Wer die Vision der Firma für Zierrat hält, versteht wohl auch vom Rest nicht viel.
von Andreas Karutz
Eine mitreißende Vision muss von der Unternehmensführung kommen
Kann man eine Vision anfassen?
Die meisten Unternehmen haben eine Vision. Aber welcher Geschäftsführer würde seine Hand dafür ins Feuer legen, dass jeder Mitarbeiter, den man nachts wecken würde, die Vision des eigenen Unternehmens erzählen könnte? Kaum einer. Und wenn dem so ist stellt sich die Frage, ob eine Vision überhaupt wichtig ist?
Wofür hat man dann eine Vision, wenn es egal ist, ob die Mitarbeiter die kennen? Ist das Selbstbeschäftigung des Managements, weil man nun mal laut Lehrbuch eine Vision zu haben hat?
Ohne Vision keine Strategie
In einer längeren Diskussion zu Vision und Strategie gab es mal eine genervte und wirklich ehrliche Antwort aus einem Geschäftsleitungskreis: „Die Vision ist eh nur Blabla in schönen Worten und unsere Strategie ist zu kompliziert. Die meisten Mitarbeiter interessieren sich nicht für diese Dinge, sondern für ihre Aufgaben, das Gehalt und das Kantinenessen.“ Eine herrliche Antwort, belebt so eine erfrischende Aussage die Diskussion doch ungemein!
Nach einigen inquisitorischen Minuten verständigte sich das Management auf drei gemeinsame Erkenntnisse.
- Erste Erkenntnis: Die Vision der Firma war Blabla.
- Zweite Erkenntnis: Die Strategie war zu kompliziert.
Sie entpuppte sich als aufwendiges Artefakt, das auf nicht weniger als 61 Seiten (inkl.
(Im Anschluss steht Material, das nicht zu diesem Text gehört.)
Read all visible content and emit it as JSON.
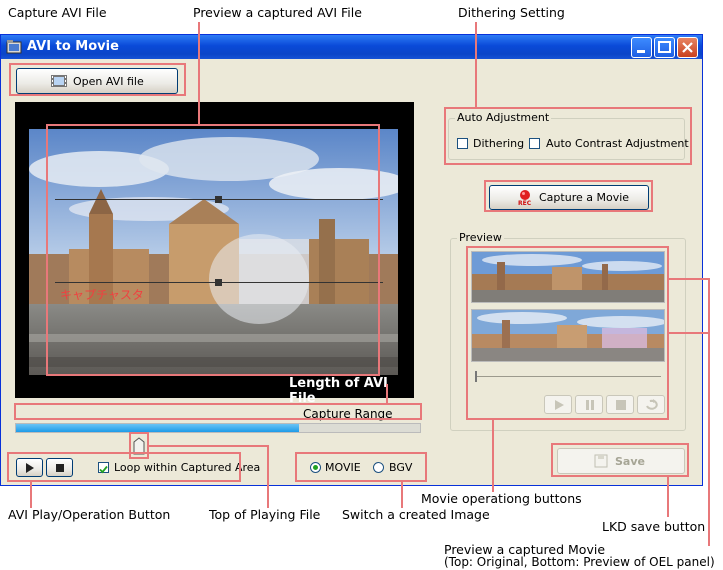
{
  "annotations": {
    "capture_avi_file": "Capture AVI File",
    "preview_captured_avi": "Preview a captured AVI File",
    "dithering_setting": "Dithering Setting",
    "avi_play_operation": "AVI Play/Operation Button",
    "top_of_playing_file": "Top of  Playing File",
    "switch_created_image": "Switch a created Image",
    "movie_operation_buttons": "Movie operationg buttons",
    "lkd_save_button": "LKD save button",
    "preview_captured_movie_line1": "Preview a captured Movie",
    "preview_captured_movie_line2": "(Top: Original, Bottom: Preview of OEL panel)"
  },
  "window": {
    "title": "AVI to Movie"
  },
  "toolbar": {
    "open_avi_label": "Open AVI file"
  },
  "video": {
    "overlay_text": "キャプチャスタ",
    "length_label": "Length of AVI File",
    "capture_range_label": "Capture Range",
    "progress_fraction": 0.7
  },
  "auto_adjustment": {
    "group_label": "Auto Adjustment",
    "dithering_label": "Dithering",
    "dithering_checked": false,
    "auto_contrast_label": "Auto Contrast Adjustment",
    "auto_contrast_checked": false
  },
  "capture_button": {
    "label": "Capture a Movie",
    "rec_badge": "REC"
  },
  "preview": {
    "group_label": "Preview"
  },
  "playback": {
    "loop_label": "Loop within Captured Area",
    "loop_checked": true
  },
  "output_type": {
    "movie_label": "MOVIE",
    "bgv_label": "BGV",
    "selected": "MOVIE"
  },
  "save": {
    "label": "Save"
  },
  "colors": {
    "annotation_box": "#e8787a",
    "progress_fill": "#1e9be8",
    "title_bar": "#0a4ad8"
  }
}
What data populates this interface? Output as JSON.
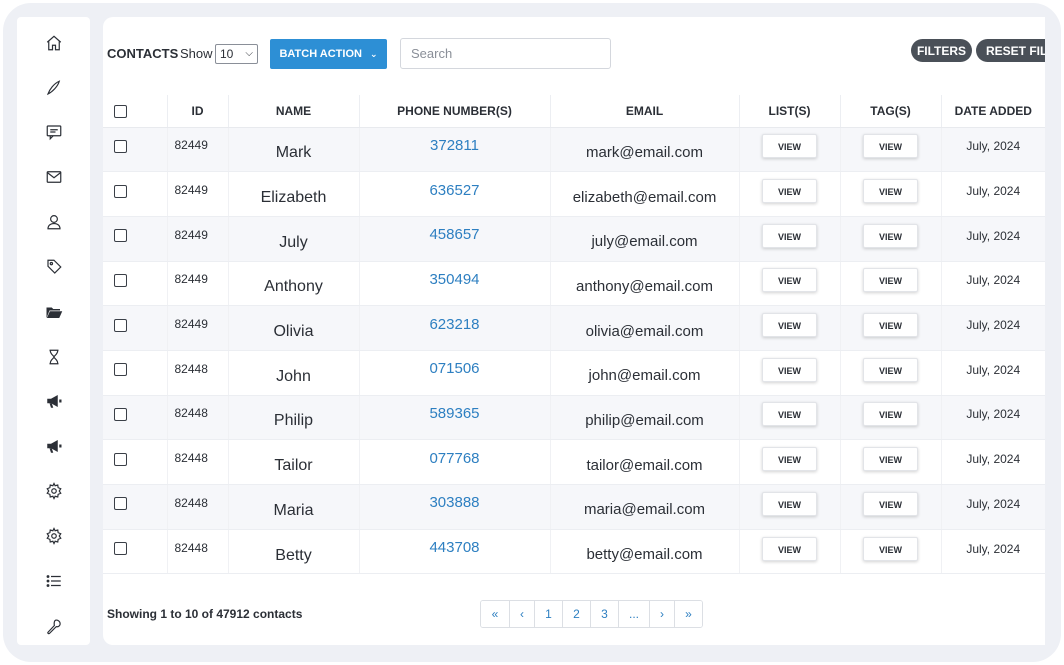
{
  "sidebar": {
    "items": [
      {
        "icon": "home-icon"
      },
      {
        "icon": "pen-icon"
      },
      {
        "icon": "message-icon"
      },
      {
        "icon": "mail-icon"
      },
      {
        "icon": "user-icon"
      },
      {
        "icon": "tag-icon"
      },
      {
        "icon": "folder-icon"
      },
      {
        "icon": "hourglass-icon"
      },
      {
        "icon": "megaphone-icon"
      },
      {
        "icon": "megaphone-icon"
      },
      {
        "icon": "gear-icon"
      },
      {
        "icon": "gear-icon"
      },
      {
        "icon": "list-icon"
      },
      {
        "icon": "wrench-icon"
      }
    ]
  },
  "toolbar": {
    "title": "CONTACTS",
    "show_label": "Show",
    "page_size": "10",
    "batch_label": "BATCH ACTION",
    "search_placeholder": "Search",
    "filters_label": "FILTERS",
    "reset_label": "RESET FILTERS",
    "accent_color": "#2d8fd5"
  },
  "table": {
    "columns": [
      "ID",
      "NAME",
      "PHONE NUMBER(S)",
      "EMAIL",
      "LIST(S)",
      "TAG(S)",
      "DATE ADDED"
    ],
    "view_label": "VIEW",
    "rows": [
      {
        "id": "82449",
        "name": "Mark",
        "phone": "372811",
        "email": "mark@email.com",
        "date": "July, 2024"
      },
      {
        "id": "82449",
        "name": "Elizabeth",
        "phone": "636527",
        "email": "elizabeth@email.com",
        "date": "July, 2024"
      },
      {
        "id": "82449",
        "name": "July",
        "phone": "458657",
        "email": "july@email.com",
        "date": "July, 2024"
      },
      {
        "id": "82449",
        "name": "Anthony",
        "phone": "350494",
        "email": "anthony@email.com",
        "date": "July, 2024"
      },
      {
        "id": "82449",
        "name": "Olivia",
        "phone": "623218",
        "email": "olivia@email.com",
        "date": "July, 2024"
      },
      {
        "id": "82448",
        "name": "John",
        "phone": "071506",
        "email": "john@email.com",
        "date": "July, 2024"
      },
      {
        "id": "82448",
        "name": "Philip",
        "phone": "589365",
        "email": "philip@email.com",
        "date": "July, 2024"
      },
      {
        "id": "82448",
        "name": "Tailor",
        "phone": "077768",
        "email": "tailor@email.com",
        "date": "July, 2024"
      },
      {
        "id": "82448",
        "name": "Maria",
        "phone": "303888",
        "email": "maria@email.com",
        "date": "July, 2024"
      },
      {
        "id": "82448",
        "name": "Betty",
        "phone": "443708",
        "email": "betty@email.com",
        "date": "July, 2024"
      }
    ]
  },
  "footer": {
    "showing_text": "Showing 1 to 10 of 47912 contacts",
    "pagination": [
      "«",
      "‹",
      "1",
      "2",
      "3",
      "...",
      "›",
      "»"
    ]
  }
}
Anhang) eine traditionelle Planungsmethodik auswalzte (die ohnehin nur für etablierte und vorhersagbare Märkte taugt) und einen bombastischen Mehrjahres- Zahlensalat anrichtete. Klar, das war nicht nur für die Mitarbeiter zu kompliziert (so sie diese Strategie überhaupt zur Kenntnis bekommen hatten), nein, auch keine Führungskraft arbeitete damit, weil sich ständig die Bedingungen änderten die der Strategie zugrunde lagen.
- Dritte Erkenntnis: Das Menschenbild, das die Führung von den Mitarbeitern hat, war das von selbstbezogenen, unmündigen Kleingeistern die der ständigen Anleitung und Fürsorge bedürfen.
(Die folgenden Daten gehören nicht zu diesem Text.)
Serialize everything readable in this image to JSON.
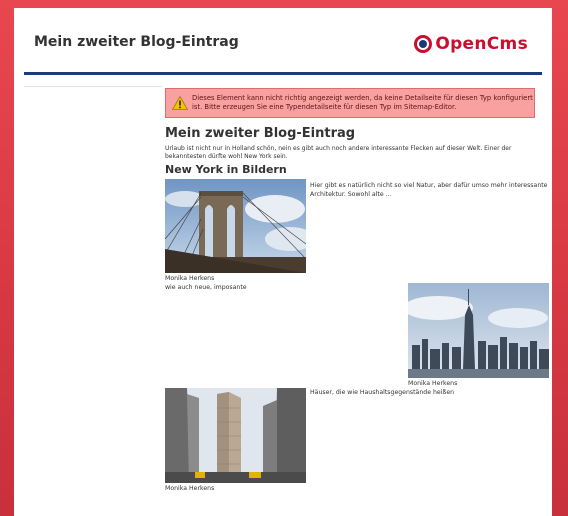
{
  "header": {
    "site_title": "Mein zweiter Blog-Eintrag",
    "logo_text": "OpenCms"
  },
  "warning": {
    "text": "Dieses Element kann nicht richtig angezeigt werden, da keine Detailseite für diesen Typ konfiguriert ist. Bitte erzeugen Sie eine Typendetailseite für diesen Typ im Sitemap-Editor."
  },
  "article": {
    "title": "Mein zweiter Blog-Eintrag",
    "intro": "Urlaub ist nicht nur in Holland schön, nein es gibt auch noch andere interessante Flecken auf dieser Welt. Einer der bekanntesten dürfte wohl New York sein.",
    "section_title": "New York in Bildern",
    "paragraphs": {
      "p1": "Hier gibt es natürlich nicht so viel Natur, aber dafür umso mehr interessante Architektur. Sowohl alte ...",
      "p2": "wie auch neue, imposante",
      "p3": "Häuser, die wie Haushaltsgegenstände heißen"
    },
    "images": [
      {
        "subject": "brooklyn-bridge",
        "caption": "Monika Herkens"
      },
      {
        "subject": "manhattan-skyline",
        "caption": "Monika Herkens"
      },
      {
        "subject": "flatiron-building",
        "caption": "Monika Herkens"
      }
    ]
  },
  "colors": {
    "frame": "#d93a44",
    "header_rule": "#1b3a7a",
    "warning_bg": "#f9a0a0",
    "brand": "#c8102e"
  }
}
Meine erste Frage an dieser Stelle lautete: „Wer von Ihnen hat eigentlich Idioten eingestellt?“ Das waren ganz schlechte Voraussetzungen für Agilität.
Die Vision als Treibsatz
Aber um bei der Vision zu bleiben: Jeder gesellschaftliche Fortschritt begann mit einer Vision, einem zündenden Bild der Zukunft, ansprechend und geradezu unwiderstehlich formuliert. In längstens fünf Minuten muss eine Vision vorstellbar sein und mindestens für Interesse sorgen. In der Geschichte politischer Bewegungen ist das geläufig, weil so etwas mobilisiert und die Reihen schließt. Und das soll für Unternehmen unwichtig sein?
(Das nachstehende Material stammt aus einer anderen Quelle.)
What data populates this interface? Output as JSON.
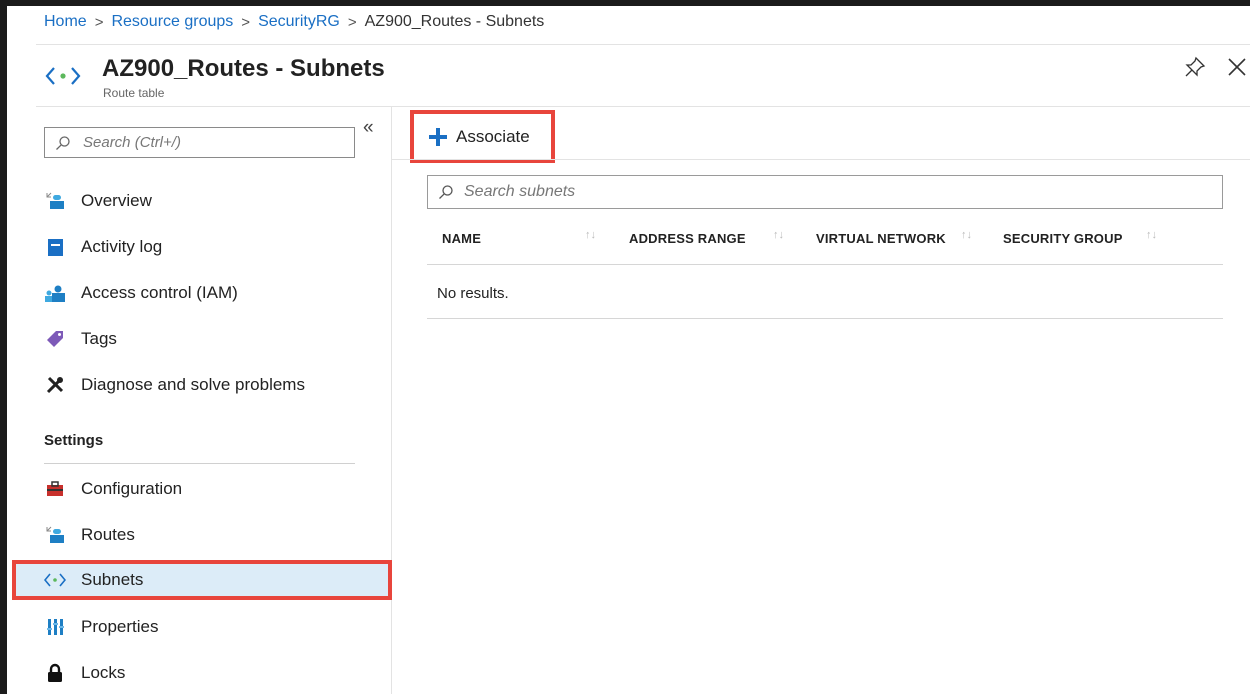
{
  "breadcrumb": {
    "items": [
      "Home",
      "Resource groups",
      "SecurityRG",
      "AZ900_Routes - Subnets"
    ],
    "separator": ">"
  },
  "header": {
    "title": "AZ900_Routes - Subnets",
    "subtitle": "Route table",
    "icon": "route-table-icon"
  },
  "sidebar": {
    "search_placeholder": "Search (Ctrl+/)",
    "collapse_label": "«",
    "items": [
      {
        "label": "Overview",
        "icon": "overview-icon"
      },
      {
        "label": "Activity log",
        "icon": "activity-log-icon"
      },
      {
        "label": "Access control (IAM)",
        "icon": "iam-icon"
      },
      {
        "label": "Tags",
        "icon": "tag-icon"
      },
      {
        "label": "Diagnose and solve problems",
        "icon": "wrench-icon"
      }
    ],
    "section_label": "Settings",
    "settings_items": [
      {
        "label": "Configuration",
        "icon": "toolbox-icon"
      },
      {
        "label": "Routes",
        "icon": "routes-icon"
      },
      {
        "label": "Subnets",
        "icon": "subnets-icon",
        "active": true
      },
      {
        "label": "Properties",
        "icon": "properties-icon"
      },
      {
        "label": "Locks",
        "icon": "lock-icon"
      }
    ]
  },
  "toolbar": {
    "associate_label": "Associate"
  },
  "subnets": {
    "search_placeholder": "Search subnets",
    "columns": [
      "NAME",
      "ADDRESS RANGE",
      "VIRTUAL NETWORK",
      "SECURITY GROUP"
    ],
    "sort_indicator": "↑↓",
    "empty_message": "No results."
  },
  "colors": {
    "accent": "#1a6fc4",
    "highlight": "#e8453c",
    "active_bg": "#dcecf8"
  }
}
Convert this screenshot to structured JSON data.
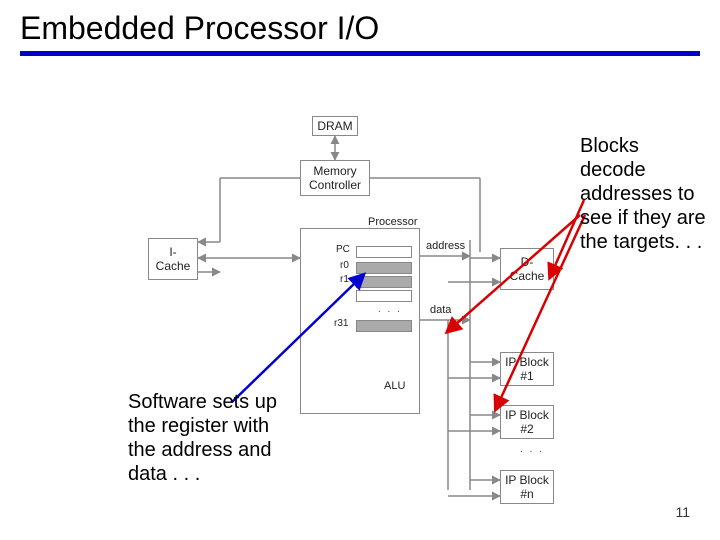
{
  "title": "Embedded Processor I/O",
  "blocks": {
    "dram": "DRAM",
    "memctrl": "Memory\nController",
    "icache": "I-Cache",
    "processor": "Processor",
    "alu": "ALU",
    "dcache": "D-Cache",
    "ip1": "IP Block\n#1",
    "ip2": "IP Block\n#2",
    "ipn": "IP Block\n#n"
  },
  "labels": {
    "pc": "PC",
    "r0": "r0",
    "r1": "r1",
    "r31": "r31",
    "address": "address",
    "data": "data"
  },
  "dots": {
    "regs": ". . .",
    "ip": ". . ."
  },
  "annotations": {
    "right": "Blocks decode addresses to see if they are the targets. . .",
    "left": "Software sets up the register with the address and data . . ."
  },
  "page": "11"
}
Es ist gut, wenn sich die Mitarbeiter (okay, zumindest die wichtigsten Mitarbeiter) mit dem Zweck ihres Unternehmens identifizieren können. Egal ob die Firma Sportwagen baut oder Inkontinenzprodukte herstellt, die Mitarbeiter haben Anspruch auf eine Vision, an der sie sich begeistern können. Und wenn nicht einmal die Führungsspitze weiß wofür sie sich begeistern soll, wie kann man dann von den Mitarbeitern erwarten, sich mit Fleiß, Kreativität und Freude am Gedeihen der Firma zu beteiligen?
Eine mitreißende Vision zu entwickeln ist die Aufgabe der Unternehmensspitze. Das fängt schwammig an, wird mit einer Prise Analyse in Form gebracht und mit einem Schuss kreativer Träumerei angereichert. Die Vision ist die Basis für die Strategie und sorgt für die Ausrichtung des Individuums an den Schwarm (Alignment). Für die notwendige Kommunikation von Vision und Strategie an die Mitarbeiter kann man sich übrigens gut an den Flight Levels in Kanban orientieren.
Und wenn dann noch mit agilen Prinzipien den menschlichen Grundbedürfnissen nach Autonomie, Kompetenz und sozialer Eingebundenheit entsprochen wird, dann werden die Mitarbeiter ihr eigenes Handeln in den Dienst des Unternehmenszwecks stellen.
Und dann kann man eine Vision anfassen.